On Monday, the U.S. Senate voted to confirm Judge Amy Coney Barrett to a seat on the U.S. Supreme Court. She will now be seated on the high court in time to participate in the November 10 oral arguments for California v. Texas, a case that could decide the fate of the Affordable Care Act (ACA), its coverage provisions, and all of the consumer protections it provides. It is well established that Justice Barrett has a history of opposing the Affordable Care Act (ACA), and she has criticized two prior Supreme Court decisions upholding its constitutionality. Justice Barrett’s appointment further puts at grave risk high-quality, affordable health coverage for millions of people across the nation, including more than 135 million people with pre-existing conditions.

Community Catalyst has highlighted what is at stake for various populationsif the ACA is repealed. Our latest fact sheet, “The Affordable Care Act’s Impact on Children: What’s at Stake for Children if it Goes Away?” examines how this decision could impact children specifically. 

Here are the main takeaways from the fact sheet:

  1. The ACA has significantly improved children’s access to health care. According to the Urban Institute, the ACA has reduced the children’s uninsurance rate by 40 percent between 2013 and 2016, with a historic low of 4.3 percent in 2016.

  2. The ACA has reduced disparities between children of color and white children. For example, Latinx children have particularly benefited from the increased access afforded by the ACA. Before the ACA, Latinx children had the highest levels of uninsurance, and due to the ACA, have experienced the largest drop in uninsurance.

  3. Trump’s efforts to undermine health care programs and target immigrant families have already reversed much of the progress made by the ACA. The number of uninsured children increased by 370,000 between 2016 and 2018. Policies such as the Trump Administration’s Public Charge Rule have caused many immigrant families to become fearful of seeking out public insurance options for their children. A full repeal of the ACA would significantly hinder efforts to restore access to care for these families.

  4. The repeal of the ACA in the middle of the COVID-19 pandemic and associated economic recession will likely have harmful short-term and long-term effects on children’s health. The elimination of coverage and consumer protections for so many children and families would only compound the inequities this pandemic has laid bare.

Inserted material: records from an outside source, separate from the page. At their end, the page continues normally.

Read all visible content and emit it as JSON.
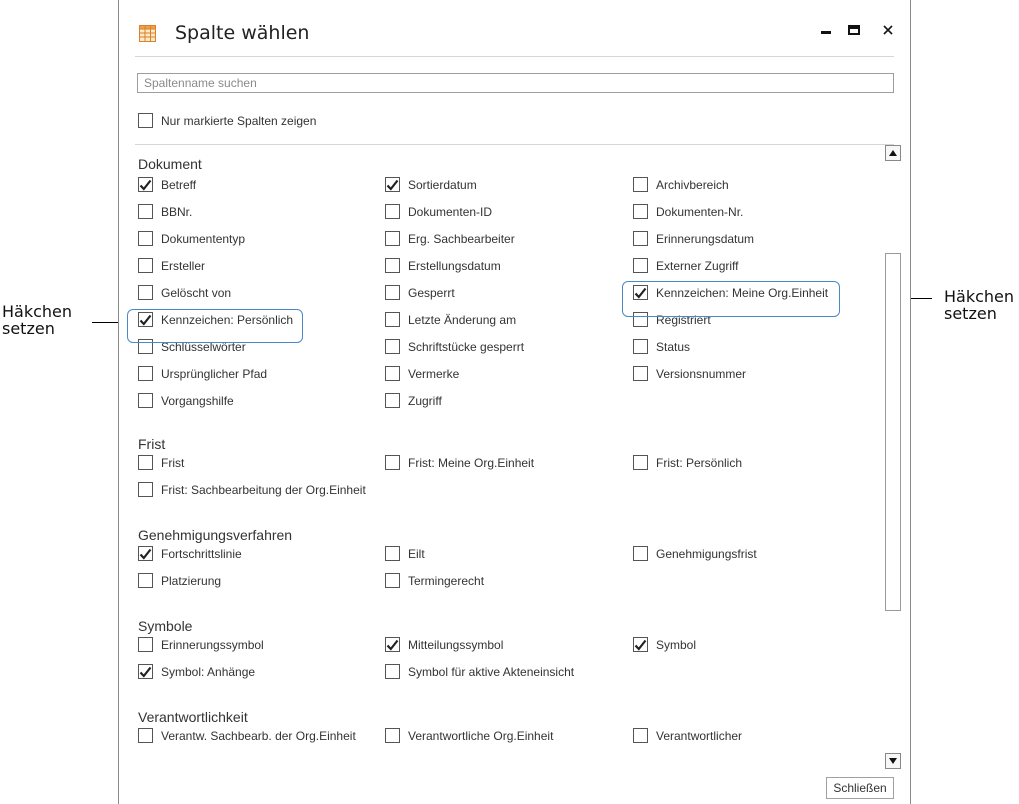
{
  "annotations": {
    "left": {
      "line1": "Häkchen",
      "line2": "setzen"
    },
    "right": {
      "line1": "Häkchen",
      "line2": "setzen"
    }
  },
  "window": {
    "title": "Spalte wählen",
    "minimize": "minimize-icon",
    "maximize": "maximize-icon",
    "close": "close-icon"
  },
  "search": {
    "placeholder": "Spaltenname suchen",
    "value": ""
  },
  "only_marked": {
    "label": "Nur markierte Spalten zeigen",
    "checked": false
  },
  "sections": {
    "dokument": {
      "title": "Dokument",
      "items": [
        {
          "label": "Betreff",
          "checked": true
        },
        {
          "label": "Sortierdatum",
          "checked": true
        },
        {
          "label": "Archivbereich",
          "checked": false
        },
        {
          "label": "BBNr.",
          "checked": false
        },
        {
          "label": "Dokumenten-ID",
          "checked": false
        },
        {
          "label": "Dokumenten-Nr.",
          "checked": false
        },
        {
          "label": "Dokumententyp",
          "checked": false
        },
        {
          "label": "Erg. Sachbearbeiter",
          "checked": false
        },
        {
          "label": "Erinnerungsdatum",
          "checked": false
        },
        {
          "label": "Ersteller",
          "checked": false
        },
        {
          "label": "Erstellungsdatum",
          "checked": false
        },
        {
          "label": "Externer Zugriff",
          "checked": false
        },
        {
          "label": "Gelöscht von",
          "checked": false
        },
        {
          "label": "Gesperrt",
          "checked": false
        },
        {
          "label": "Kennzeichen: Meine Org.Einheit",
          "checked": true
        },
        {
          "label": "Kennzeichen: Persönlich",
          "checked": true
        },
        {
          "label": "Letzte Änderung am",
          "checked": false
        },
        {
          "label": "Registriert",
          "checked": false
        },
        {
          "label": "Schlüsselwörter",
          "checked": false
        },
        {
          "label": "Schriftstücke gesperrt",
          "checked": false
        },
        {
          "label": "Status",
          "checked": false
        },
        {
          "label": "Ursprünglicher Pfad",
          "checked": false
        },
        {
          "label": "Vermerke",
          "checked": false
        },
        {
          "label": "Versionsnummer",
          "checked": false
        },
        {
          "label": "Vorgangshilfe",
          "checked": false
        },
        {
          "label": "Zugriff",
          "checked": false
        }
      ]
    },
    "frist": {
      "title": "Frist",
      "items": [
        {
          "label": "Frist",
          "checked": false
        },
        {
          "label": "Frist: Meine Org.Einheit",
          "checked": false
        },
        {
          "label": "Frist: Persönlich",
          "checked": false
        },
        {
          "label": "Frist: Sachbearbeitung der Org.Einheit",
          "checked": false
        }
      ]
    },
    "genehmigung": {
      "title": "Genehmigungsverfahren",
      "items": [
        {
          "label": "Fortschrittslinie",
          "checked": true
        },
        {
          "label": "Eilt",
          "checked": false
        },
        {
          "label": "Genehmigungsfrist",
          "checked": false
        },
        {
          "label": "Platzierung",
          "checked": false
        },
        {
          "label": "Termingerecht",
          "checked": false
        }
      ]
    },
    "symbole": {
      "title": "Symbole",
      "items": [
        {
          "label": "Erinnerungssymbol",
          "checked": false
        },
        {
          "label": "Mitteilungssymbol",
          "checked": true
        },
        {
          "label": "Symbol",
          "checked": true
        },
        {
          "label": "Symbol: Anhänge",
          "checked": true
        },
        {
          "label": "Symbol für aktive Akteneinsicht",
          "checked": false
        }
      ]
    },
    "verantwortlichkeit": {
      "title": "Verantwortlichkeit",
      "items": [
        {
          "label": "Verantw. Sachbearb. der Org.Einheit",
          "checked": false
        },
        {
          "label": "Verantwortliche Org.Einheit",
          "checked": false
        },
        {
          "label": "Verantwortlicher",
          "checked": false
        }
      ]
    }
  },
  "footer": {
    "close_label": "Schließen"
  },
  "colors": {
    "highlight": "#4a89c8",
    "check": "#222222"
  }
}
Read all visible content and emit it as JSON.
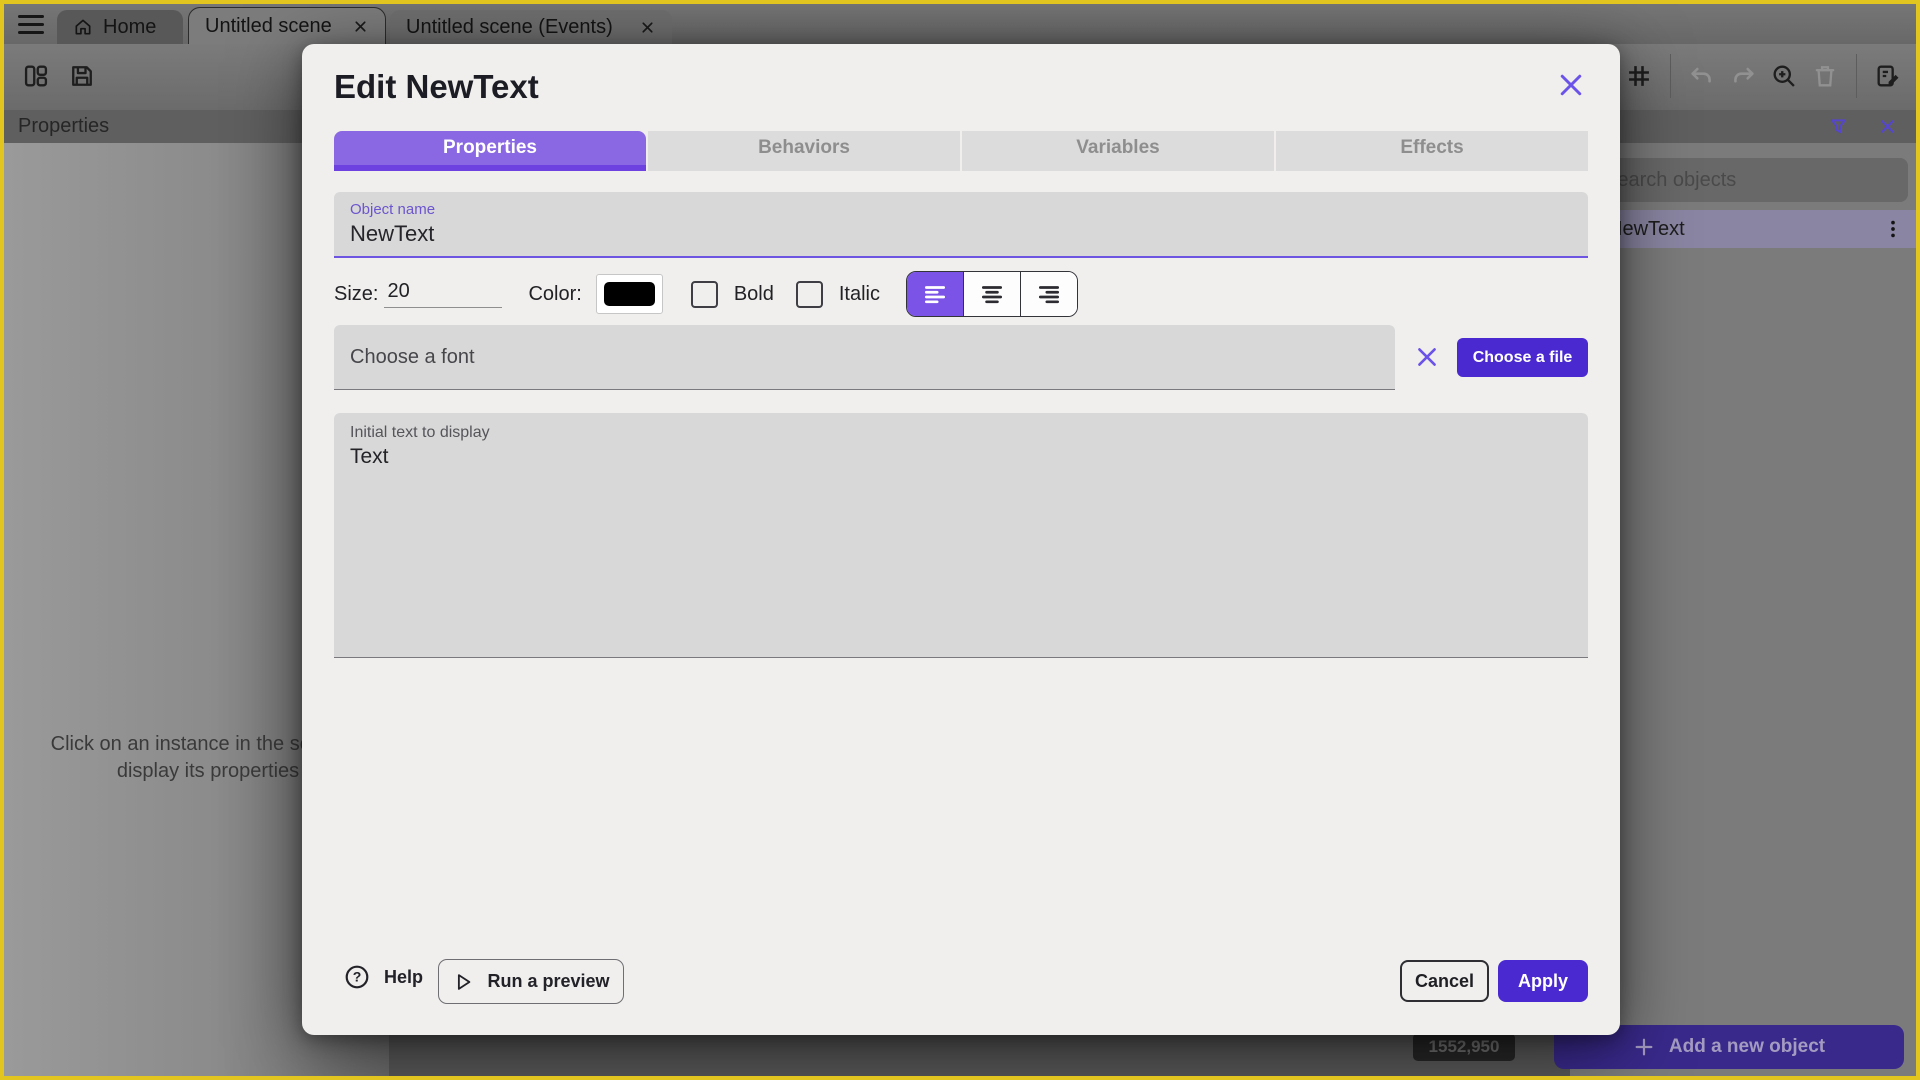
{
  "window_tabs": {
    "home": "Home",
    "scene": "Untitled scene",
    "events": "Untitled scene (Events)"
  },
  "left_panel": {
    "header": "Properties",
    "empty_message": "Click on an instance in the scene to display its properties"
  },
  "canvas": {
    "coordinates": "1552,950"
  },
  "objects_panel": {
    "search_placeholder": "Search objects",
    "item_name": "NewText",
    "add_button_label": "Add a new object"
  },
  "modal": {
    "title": "Edit NewText",
    "tabs": [
      {
        "label": "Properties"
      },
      {
        "label": "Behaviors"
      },
      {
        "label": "Variables"
      },
      {
        "label": "Effects"
      }
    ],
    "active_tab": "Properties",
    "object_name": {
      "label": "Object name",
      "value": "NewText"
    },
    "size": {
      "label": "Size:",
      "value": "20"
    },
    "color": {
      "label": "Color:",
      "value": "#000000"
    },
    "bold_label": "Bold",
    "bold_checked": false,
    "italic_label": "Italic",
    "italic_checked": false,
    "alignment": "left",
    "font_field": {
      "placeholder": "Choose a font",
      "choose_file_label": "Choose a file"
    },
    "initial_text": {
      "label": "Initial text to display",
      "value": "Text"
    },
    "footer": {
      "help_label": "Help",
      "run_preview_label": "Run a preview",
      "cancel_label": "Cancel",
      "apply_label": "Apply"
    }
  },
  "colors": {
    "window_border": "#e2c51f",
    "tab_active_bg": "#8b68e3",
    "tab_active_underline": "#6c41df",
    "primary_button": "#4a2ad0",
    "accent_purple": "#6b52e8",
    "text_color_swatch": "#000000"
  }
}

As the Supreme Court prepares for oral arguments in early November, let’s make it clear that the progress we’ve made in improving health and access to care for children must not be lost. It becomes increasingly important to amplify the stories of children and families who depend on the ACA and the consumer protections it provides through local and national media outlets, on social media platforms and in all spaces where health care issues are discussed. The Supreme Court does not make decisions in a vacuum and making these stories visible, along with the potential consequences to real people’s lives if the Court strikes down the ACA, is paramount.